Prof. Andrea Ablasser, Institut d’infectiologie et de santé globale, EPFL

Le système immunitaire nous protège toute notre vie contre les attaques permanentes d’agents pathogènes potentiellement mortels tels que les virus, les bactéries et les champignons. En parallèle, il tolère les microbes qui ne représentent pas une menace immédiate. La chercheuse et professeure Andrea Ablasser étudie comment les cellules se protègent contre les attaques virales et bactériennes. Avec succès. Cette année, Andrea Ablasser a remporté le prix national Latsis pour ses travaux de recherche remarquables en immunologie.

Notre système immunitaire est constitué de molécules et de cellules, appelées cellules immunitaires. Les cellules immunitaires appartiennent à deux systèmes immunitaires importants: le système immunitaire inné et le système immunitaire acquis au cours de la vie. Contrairement au système immunitaire acquis, le système immunitaire inné peut réagir beaucoup plus rapidement aux intrusions indésirables. Certaines cellules spécifiques aident les cellules immunitaires à vérifier si le matériel génétique, comme l’ADN ou l’ARN, se trouve au bon endroit. Lorsque ce n’est pas le cas, une réponse immunitaire est déclenchée. Cela fonctionne un peu comme un cambriolage: une alarme est déclenchée et la police se mobilise pour appréhender l’intrus. La chercheuse Andrea Ablasser étudie plus particulièrement nos réponses immunitaires innées. Elle espère que ses travaux pourront servir de base au développement de nouvelles thérapies prometteuses dans le domaine de l’immunologie.
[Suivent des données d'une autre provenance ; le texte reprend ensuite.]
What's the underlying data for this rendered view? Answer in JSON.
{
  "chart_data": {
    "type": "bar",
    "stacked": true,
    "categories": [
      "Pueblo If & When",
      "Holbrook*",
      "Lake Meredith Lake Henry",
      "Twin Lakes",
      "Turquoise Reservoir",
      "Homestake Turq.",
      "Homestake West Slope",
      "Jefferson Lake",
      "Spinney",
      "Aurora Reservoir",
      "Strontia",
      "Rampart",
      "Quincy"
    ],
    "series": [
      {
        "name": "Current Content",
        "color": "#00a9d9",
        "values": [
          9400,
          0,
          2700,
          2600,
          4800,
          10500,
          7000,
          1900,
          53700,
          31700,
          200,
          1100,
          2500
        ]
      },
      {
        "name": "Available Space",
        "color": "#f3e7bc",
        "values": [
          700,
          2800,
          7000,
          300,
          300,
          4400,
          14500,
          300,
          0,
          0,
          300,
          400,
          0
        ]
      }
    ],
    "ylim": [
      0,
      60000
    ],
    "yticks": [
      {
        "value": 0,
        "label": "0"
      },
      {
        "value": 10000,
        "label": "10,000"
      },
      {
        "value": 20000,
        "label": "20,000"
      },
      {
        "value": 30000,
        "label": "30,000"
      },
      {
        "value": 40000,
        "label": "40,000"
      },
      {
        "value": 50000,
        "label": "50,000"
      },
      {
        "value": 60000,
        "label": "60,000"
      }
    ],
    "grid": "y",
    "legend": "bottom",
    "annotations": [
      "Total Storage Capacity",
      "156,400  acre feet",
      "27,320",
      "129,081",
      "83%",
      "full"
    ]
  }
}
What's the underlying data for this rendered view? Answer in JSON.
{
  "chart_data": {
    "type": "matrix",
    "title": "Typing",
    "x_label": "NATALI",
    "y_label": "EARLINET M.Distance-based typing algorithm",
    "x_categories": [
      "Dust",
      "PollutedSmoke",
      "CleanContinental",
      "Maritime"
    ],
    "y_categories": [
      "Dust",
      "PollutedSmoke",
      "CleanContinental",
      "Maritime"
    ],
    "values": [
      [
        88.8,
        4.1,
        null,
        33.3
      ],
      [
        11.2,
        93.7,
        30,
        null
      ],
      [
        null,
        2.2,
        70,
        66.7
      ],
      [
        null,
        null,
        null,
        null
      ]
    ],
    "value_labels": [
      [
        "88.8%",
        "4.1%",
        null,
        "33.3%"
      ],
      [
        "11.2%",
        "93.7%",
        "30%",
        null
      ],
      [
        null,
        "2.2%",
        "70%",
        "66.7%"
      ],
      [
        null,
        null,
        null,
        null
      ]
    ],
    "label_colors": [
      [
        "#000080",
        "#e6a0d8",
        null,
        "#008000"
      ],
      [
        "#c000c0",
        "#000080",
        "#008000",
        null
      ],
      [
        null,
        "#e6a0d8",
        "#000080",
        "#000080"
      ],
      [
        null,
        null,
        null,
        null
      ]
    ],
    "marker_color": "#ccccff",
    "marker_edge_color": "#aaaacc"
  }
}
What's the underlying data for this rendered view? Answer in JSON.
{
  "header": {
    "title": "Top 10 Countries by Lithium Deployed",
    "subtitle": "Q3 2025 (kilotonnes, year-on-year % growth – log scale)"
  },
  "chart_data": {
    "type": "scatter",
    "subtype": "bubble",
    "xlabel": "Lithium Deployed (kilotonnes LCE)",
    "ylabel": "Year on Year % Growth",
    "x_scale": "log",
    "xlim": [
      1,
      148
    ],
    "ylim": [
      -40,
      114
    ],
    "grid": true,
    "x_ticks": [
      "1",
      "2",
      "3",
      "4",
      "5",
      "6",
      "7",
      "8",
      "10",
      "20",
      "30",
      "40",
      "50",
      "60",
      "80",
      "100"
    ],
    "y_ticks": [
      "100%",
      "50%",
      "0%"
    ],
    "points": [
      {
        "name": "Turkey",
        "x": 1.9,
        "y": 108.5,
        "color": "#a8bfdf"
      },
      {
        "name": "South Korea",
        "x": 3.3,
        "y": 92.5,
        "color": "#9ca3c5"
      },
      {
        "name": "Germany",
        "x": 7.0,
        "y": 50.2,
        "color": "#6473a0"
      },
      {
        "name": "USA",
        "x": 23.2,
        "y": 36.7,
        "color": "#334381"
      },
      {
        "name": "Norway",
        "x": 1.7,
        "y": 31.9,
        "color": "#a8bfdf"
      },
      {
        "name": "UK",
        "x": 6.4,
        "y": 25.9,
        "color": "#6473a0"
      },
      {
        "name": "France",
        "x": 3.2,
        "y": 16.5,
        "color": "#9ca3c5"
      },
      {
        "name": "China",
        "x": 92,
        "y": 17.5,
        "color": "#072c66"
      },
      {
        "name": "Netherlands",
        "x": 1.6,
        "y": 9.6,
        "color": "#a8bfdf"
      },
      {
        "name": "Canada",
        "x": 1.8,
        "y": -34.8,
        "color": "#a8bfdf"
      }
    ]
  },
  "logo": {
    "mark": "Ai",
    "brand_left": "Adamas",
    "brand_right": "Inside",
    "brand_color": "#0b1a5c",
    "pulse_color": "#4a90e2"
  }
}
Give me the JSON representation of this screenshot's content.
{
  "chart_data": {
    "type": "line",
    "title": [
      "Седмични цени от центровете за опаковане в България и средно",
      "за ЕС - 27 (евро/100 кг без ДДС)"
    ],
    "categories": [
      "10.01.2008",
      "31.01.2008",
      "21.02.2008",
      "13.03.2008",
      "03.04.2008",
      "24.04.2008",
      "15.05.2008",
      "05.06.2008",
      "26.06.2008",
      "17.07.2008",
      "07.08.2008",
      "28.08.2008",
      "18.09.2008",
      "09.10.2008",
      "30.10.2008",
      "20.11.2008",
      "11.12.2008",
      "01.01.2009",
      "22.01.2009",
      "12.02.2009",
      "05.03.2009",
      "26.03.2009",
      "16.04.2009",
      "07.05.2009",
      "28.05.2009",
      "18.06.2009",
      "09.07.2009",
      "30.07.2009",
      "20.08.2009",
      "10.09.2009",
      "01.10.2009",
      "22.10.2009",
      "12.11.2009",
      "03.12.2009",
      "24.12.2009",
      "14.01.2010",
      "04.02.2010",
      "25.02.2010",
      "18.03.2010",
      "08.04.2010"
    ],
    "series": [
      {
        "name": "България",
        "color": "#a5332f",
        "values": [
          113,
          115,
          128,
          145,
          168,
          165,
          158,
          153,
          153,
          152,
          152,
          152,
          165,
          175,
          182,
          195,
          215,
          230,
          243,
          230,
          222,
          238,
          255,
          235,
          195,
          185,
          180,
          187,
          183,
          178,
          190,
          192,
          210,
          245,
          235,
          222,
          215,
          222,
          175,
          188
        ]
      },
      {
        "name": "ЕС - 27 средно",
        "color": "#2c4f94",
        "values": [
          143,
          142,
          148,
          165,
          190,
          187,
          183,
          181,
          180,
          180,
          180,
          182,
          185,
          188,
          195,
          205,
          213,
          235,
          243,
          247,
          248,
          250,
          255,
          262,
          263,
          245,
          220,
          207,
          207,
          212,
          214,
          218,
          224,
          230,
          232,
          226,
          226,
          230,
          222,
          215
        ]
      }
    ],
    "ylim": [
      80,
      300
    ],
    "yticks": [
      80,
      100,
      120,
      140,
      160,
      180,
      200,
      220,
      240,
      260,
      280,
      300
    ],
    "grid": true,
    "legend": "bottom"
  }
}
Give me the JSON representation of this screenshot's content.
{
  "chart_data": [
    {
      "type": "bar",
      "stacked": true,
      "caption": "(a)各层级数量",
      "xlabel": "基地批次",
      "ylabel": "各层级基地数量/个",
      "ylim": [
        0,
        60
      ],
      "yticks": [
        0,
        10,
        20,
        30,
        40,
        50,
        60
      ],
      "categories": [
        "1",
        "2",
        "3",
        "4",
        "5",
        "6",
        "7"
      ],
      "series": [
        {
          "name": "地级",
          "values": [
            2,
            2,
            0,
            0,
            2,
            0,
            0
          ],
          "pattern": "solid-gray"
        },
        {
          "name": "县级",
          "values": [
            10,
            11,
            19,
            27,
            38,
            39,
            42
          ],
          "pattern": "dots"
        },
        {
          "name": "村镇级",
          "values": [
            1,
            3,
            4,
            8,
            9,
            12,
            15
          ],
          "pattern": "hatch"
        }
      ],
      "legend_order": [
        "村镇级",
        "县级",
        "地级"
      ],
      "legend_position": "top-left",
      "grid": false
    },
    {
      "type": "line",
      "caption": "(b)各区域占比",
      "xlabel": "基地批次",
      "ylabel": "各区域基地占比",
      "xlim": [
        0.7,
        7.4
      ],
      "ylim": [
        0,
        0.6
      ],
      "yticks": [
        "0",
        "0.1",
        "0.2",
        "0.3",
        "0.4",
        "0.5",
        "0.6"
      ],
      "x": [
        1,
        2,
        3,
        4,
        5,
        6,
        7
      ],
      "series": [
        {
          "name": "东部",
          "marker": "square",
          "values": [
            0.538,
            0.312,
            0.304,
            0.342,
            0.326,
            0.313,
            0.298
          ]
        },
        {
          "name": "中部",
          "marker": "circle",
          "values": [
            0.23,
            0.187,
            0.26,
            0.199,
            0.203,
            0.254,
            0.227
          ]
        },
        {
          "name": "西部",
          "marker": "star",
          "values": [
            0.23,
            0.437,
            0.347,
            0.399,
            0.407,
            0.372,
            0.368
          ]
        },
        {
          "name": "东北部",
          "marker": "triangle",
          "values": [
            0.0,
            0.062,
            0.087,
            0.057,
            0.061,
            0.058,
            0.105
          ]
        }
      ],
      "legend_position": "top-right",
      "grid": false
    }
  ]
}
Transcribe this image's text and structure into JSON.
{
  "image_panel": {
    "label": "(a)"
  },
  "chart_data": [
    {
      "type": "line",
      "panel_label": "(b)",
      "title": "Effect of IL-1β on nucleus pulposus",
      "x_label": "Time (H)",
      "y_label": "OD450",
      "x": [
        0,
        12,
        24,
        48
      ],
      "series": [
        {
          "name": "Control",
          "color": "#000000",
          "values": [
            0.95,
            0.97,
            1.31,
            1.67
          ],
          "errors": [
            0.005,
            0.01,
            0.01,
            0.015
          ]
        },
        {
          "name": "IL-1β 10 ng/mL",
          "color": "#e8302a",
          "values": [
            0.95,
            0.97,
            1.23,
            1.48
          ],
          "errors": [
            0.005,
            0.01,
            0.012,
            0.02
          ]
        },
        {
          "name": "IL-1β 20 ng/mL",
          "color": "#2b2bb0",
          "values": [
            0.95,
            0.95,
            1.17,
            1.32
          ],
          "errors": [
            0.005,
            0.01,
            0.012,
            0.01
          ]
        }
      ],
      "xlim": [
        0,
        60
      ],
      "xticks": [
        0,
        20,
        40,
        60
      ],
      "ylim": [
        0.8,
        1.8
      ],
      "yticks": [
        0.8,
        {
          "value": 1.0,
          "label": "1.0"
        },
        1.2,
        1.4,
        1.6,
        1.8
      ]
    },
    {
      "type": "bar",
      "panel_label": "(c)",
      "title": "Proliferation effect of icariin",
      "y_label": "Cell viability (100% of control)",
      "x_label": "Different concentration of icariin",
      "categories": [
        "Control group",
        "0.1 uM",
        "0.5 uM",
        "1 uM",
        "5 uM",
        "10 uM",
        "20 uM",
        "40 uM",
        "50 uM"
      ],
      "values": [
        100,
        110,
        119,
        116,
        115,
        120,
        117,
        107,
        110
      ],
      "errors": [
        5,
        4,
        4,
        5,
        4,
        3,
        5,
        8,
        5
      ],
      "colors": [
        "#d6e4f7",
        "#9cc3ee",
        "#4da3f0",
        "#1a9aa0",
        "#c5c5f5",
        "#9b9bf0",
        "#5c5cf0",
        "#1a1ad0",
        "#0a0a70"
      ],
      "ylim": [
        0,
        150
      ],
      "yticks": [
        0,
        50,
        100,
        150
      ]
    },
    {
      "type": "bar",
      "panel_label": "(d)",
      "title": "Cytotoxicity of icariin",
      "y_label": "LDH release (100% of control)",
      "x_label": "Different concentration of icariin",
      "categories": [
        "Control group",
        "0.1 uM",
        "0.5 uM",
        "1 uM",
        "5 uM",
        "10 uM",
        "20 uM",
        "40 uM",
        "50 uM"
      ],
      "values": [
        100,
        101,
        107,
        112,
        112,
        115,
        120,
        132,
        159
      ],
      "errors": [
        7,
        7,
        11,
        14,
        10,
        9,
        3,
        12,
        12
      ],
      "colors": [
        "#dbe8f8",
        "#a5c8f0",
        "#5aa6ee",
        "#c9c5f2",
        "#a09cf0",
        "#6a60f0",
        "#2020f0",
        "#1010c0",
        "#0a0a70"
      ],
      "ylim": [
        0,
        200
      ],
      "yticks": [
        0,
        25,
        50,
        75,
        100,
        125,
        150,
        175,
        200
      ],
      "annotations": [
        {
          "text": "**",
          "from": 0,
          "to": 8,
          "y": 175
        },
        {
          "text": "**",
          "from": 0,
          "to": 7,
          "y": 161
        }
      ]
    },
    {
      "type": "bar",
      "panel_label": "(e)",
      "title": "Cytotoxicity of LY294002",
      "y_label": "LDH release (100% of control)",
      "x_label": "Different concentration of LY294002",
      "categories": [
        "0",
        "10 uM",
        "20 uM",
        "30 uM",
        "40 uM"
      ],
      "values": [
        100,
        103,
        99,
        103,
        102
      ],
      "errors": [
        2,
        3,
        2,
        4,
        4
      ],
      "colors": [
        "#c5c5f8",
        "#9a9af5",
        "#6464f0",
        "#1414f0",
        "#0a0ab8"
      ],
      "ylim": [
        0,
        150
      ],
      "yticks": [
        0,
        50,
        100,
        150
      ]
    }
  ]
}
Les travaux d’Andrea Ablasser et de son équipe se concentrent sur les mécanismes précis qui permettent aux cellules immunitaires de détecter les microbes. On sait que le système immunitaire inné possède des récepteurs de reconnaissance de motifs moléculaires (PRR) sensibles aux motifs moléculaires associés à des pathogènes (PAMP). Dans le cadre de ses précédents travaux de recherche, Andrea Ablasser a étudié les protéines cGAS et STING, qui jouent un rôle important dans la réponse immunitaire innée face aux virus. Pour reprendre la métaphore du cambriolage, cGAS sert à déclencher l’alarme, tandis que STING prévient la police. Ces deux protéines agissent conjointement et provoquent l’activation de signaux inflammatoires. Ces signaux inflammatoires activent ensuite notre système immunitaire inné, qui à son tour attaque les virus qui se sont introduits dans l’organisme. Mais une réaction immunitaire n’est pas toujours provoquée par des agents pathogènes. Le stress, le vieillissement cellulaire et la maladie provoquent l’apparition de matériel génétique dans des endroits du corps inappropriés, ce qui déclenche également une réponse immunitaire. Cela engendre des maladies comme Alzheimer, Parkinson ou le psoriasis. Aujourd’hui, Andrea Ablasser et son équipe étudient ces «dysfonctionnements» du système immunitaire.

«Si nous pouvions inactiver STING de manière ciblée, cela permettrait peut-être de développer une thérapie contre les maladies auto-immunes», explique Andrea Ablasser. C’est la raison pour laquelle la chercheuse et son équipe se sont mis en quête d’une molécule qui inhibe l’activation immunitaire induite par STING. Et ces travaux ont abouti. «En analysant 60 000 molécules, nous sommes tombés sur deux petites molécules prometteuses qui inactivent STING de manière ciblée», ajoute Andrea Ablasser. L’équipe de recherche est allée encore plus loin en montrant que les deux petites molécules identifiées pouvaient effectivement inhiber une réaction auto-immune chez la souris et dans les cellules humaines. Ces travaux de recherche ont été publiés dans la revue scientifique Nature en juillet 2018. Il faut maintenant réaliser des études cliniques pour confirmer que les petites molécules identifiées peuvent également inhiber les réactions auto-immunes dans le corps humain.

Andrea Ablasser est née à Bad Friedrichshall en 1983. Elle a terminé ses études de médecine à l’Université Louis-et-Maximilien de Munich en 2008, où elle a obtenu son doctorat de pharmacologie clinique en 2010. Elle a poursuivi ses travaux sur l’immunité innée à l’Institut de chimie clinique et de pharmacologie de l’Université de Bonn. Elle est devenue professeure assistante tenure track à l’EPFL en 2014. Ses travaux de recherche lui ont valu de nombreuses distinctions, comme le prix ACTERIA, une bourse «Starting Grant» du CER et enfin le prix «Eppendorf Award 2018» dans la catégorie «Young European Investigators».